Annual growth in Australian home prices reached 10.7% in January, with record-low interest rates helping to fuel demand from investors at a time when many first-time home buyers are being priced out of the market.

"There is no doubt that at the moment there are more investors able to afford houses than owner-occupiers," CBA Chief Financial Officer David Craig said in a phone interview with Reuters. "That is where the demand is."

The bank's profit for the six months ended Dec 31 rose 2% to A$4.907 billion (US$3.75 billion), slightly ahead of an estimated A$4.845 billion from three analysts polled by Thomson Reuters I/B/E/S.

CBA shares rose 2% to US$84.89 in morning trade, closing in on last month's all-time high of A$85.65.

The bank has a 25.4% market share in home loans, helping to drive profitability but making it the most vulnerable of Australia's 'Big Four' banks to any downturn in the housing market.

The proportion of investor loans written by the bank has also risen to 37% from 31% a year earlier, raising concerns it is close to breaching a 10% annual cap on investor property loan growth set by regulators in 2014.
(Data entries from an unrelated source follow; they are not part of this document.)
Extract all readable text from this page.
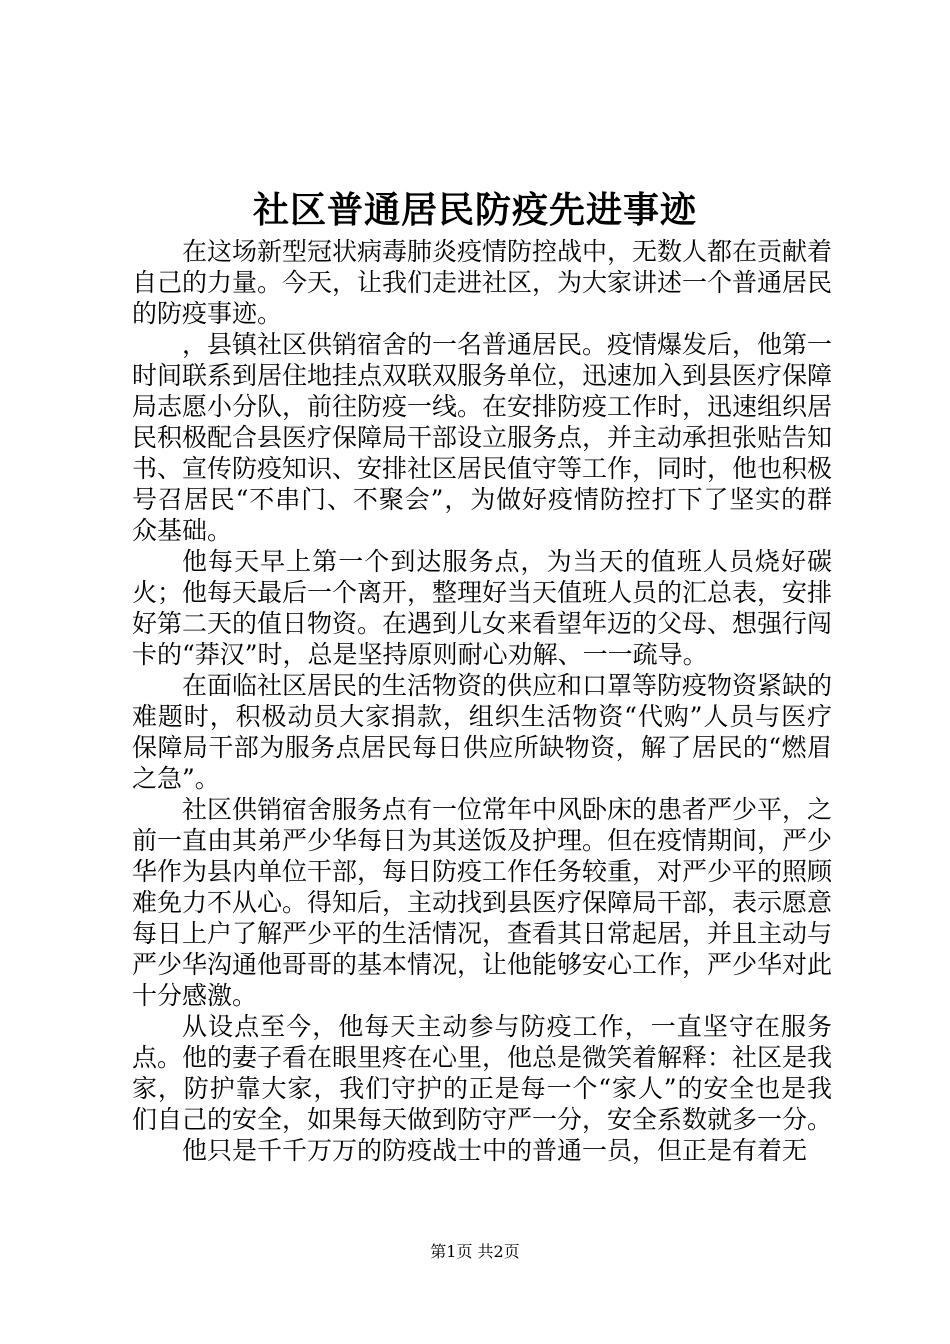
社区普通居民防疫先进事迹

在这场新型冠状病毒肺炎疫情防控战中，无数人都在贡献着自己的力量。今天，让我们走进社区，为大家讲述一个普通居民的防疫事迹。

，县镇社区供销宿舍的一名普通居民。疫情爆发后，他第一时间联系到居住地挂点双联双服务单位，迅速加入到县医疗保障局志愿小分队，前往防疫一线。在安排防疫工作时，迅速组织居民积极配合县医疗保障局干部设立服务点，并主动承担张贴告知书、宣传防疫知识、安排社区居民值守等工作，同时，他也积极号召居民“不串门、不聚会”，为做好疫情防控打下了坚实的群众基础。

他每天早上第一个到达服务点，为当天的值班人员烧好碳火；他每天最后一个离开，整理好当天值班人员的汇总表，安排好第二天的值日物资。在遇到儿女来看望年迈的父母、想强行闯卡的“莽汉”时，总是坚持原则耐心劝解、一一疏导。

在面临社区居民的生活物资的供应和口罩等防疫物资紧缺的难题时，积极动员大家捐款，组织生活物资“代购”人员与医疗保障局干部为服务点居民每日供应所缺物资，解了居民的“燃眉之急”。

社区供销宿舍服务点有一位常年中风卧床的患者严少平，之前一直由其弟严少华每日为其送饭及护理。但在疫情期间，严少华作为县内单位干部，每日防疫工作任务较重，对严少平的照顾难免力不从心。得知后，主动找到县医疗保障局干部，表示愿意每日上户了解严少平的生活情况，查看其日常起居，并且主动与严少华沟通他哥哥的基本情况，让他能够安心工作，严少华对此十分感激。

从设点至今，他每天主动参与防疫工作，一直坚守在服务点。他的妻子看在眼里疼在心里，他总是微笑着解释：社区是我家，防护靠大家，我们守护的正是每一个“家人”的安全也是我们自己的安全，如果每天做到防守严一分，安全系数就多一分。

他只是千千万万的防疫战士中的普通一员，但正是有着无

第1页 共2页
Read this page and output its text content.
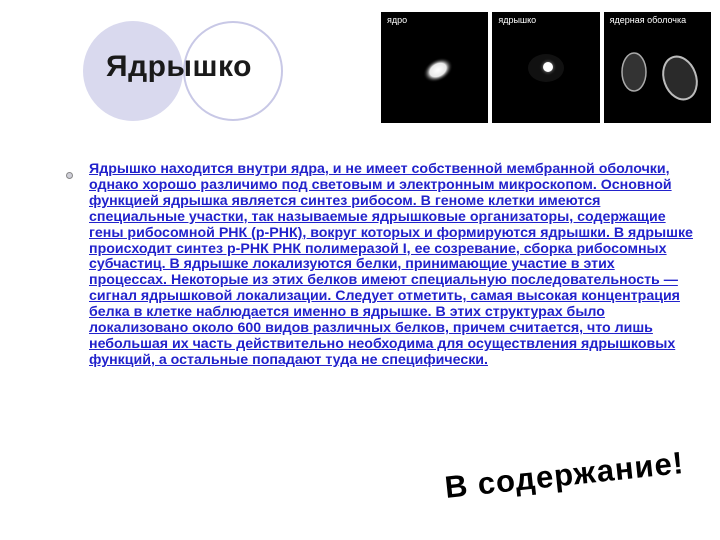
Ядрышко
ядро	ядрышко	ядерная оболочка

Ядрышко находится внутри ядра, и не имеет собственной мембранной оболочки, однако хорошо различимо под световым и электронным микроскопом. Основной функцией ядрышка является синтез рибосом. В геноме клетки имеются специальные участки, так называемые ядрышковые организаторы, содержащие гены рибосомной РНК (р-РНК), вокруг которых и формируются ядрышки. В ядрышке происходит синтез р-РНК РНК полимеразой I, ее созревание, сборка рибосомных субчастиц. В ядрышке локализуются белки, принимающие участие в этих процессах. Некоторые из этих белков имеют специальную последовательность — сигнал ядрышковой локализации. Следует отметить, самая высокая концентрация белка в клетке наблюдается именно в ядрышке. В этих структурах было локализовано около 600 видов различных белков, причем считается, что лишь небольшая их часть действительно необходима для осуществления ядрышковых функций, а остальные попадают туда не специфически.

В содержание!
CBA has started to turn away some property investors looking to refinance their loans, and the bank said on Wednesday it would hike rates for interest-only investor loans by 12 basis points.

"Our interest only investor loan rate was below all of our competitors and we were finding we were getting very large demand," Craig said. "We are determined to stay below the ... benchmark (of 10% growth)."

GROWTH SLOWDOWN

The bank's net interest margin, a key gauge of profitability, fell 4 basis points to 2.11% due to higher deposit and wholesale funding costs.

The result was still CBA's slowest half-year cash earnings growth rate since the global financial crisis in 2009 and comes as Australian banks struggle with higher funding costs and the need to hold more capital against their mortgage books.

"Overall, the result was slightly stronger than expected driven by higher non-interest income and lower bad debt charges," Regal Funds Management Senior Analyst Omkar Joshi said.

The bank benefited from increasing the share of loans written itself rather than through mortgage brokers, while loan impairment expenses remained low, at 17 basis points of gross loans and acceptances in the six months ended Dec 31, compared with a 19-basis point average for the prior financial year.

It declared a fully franked interim dividend of A$1.99 a share, up 1% from a year ago.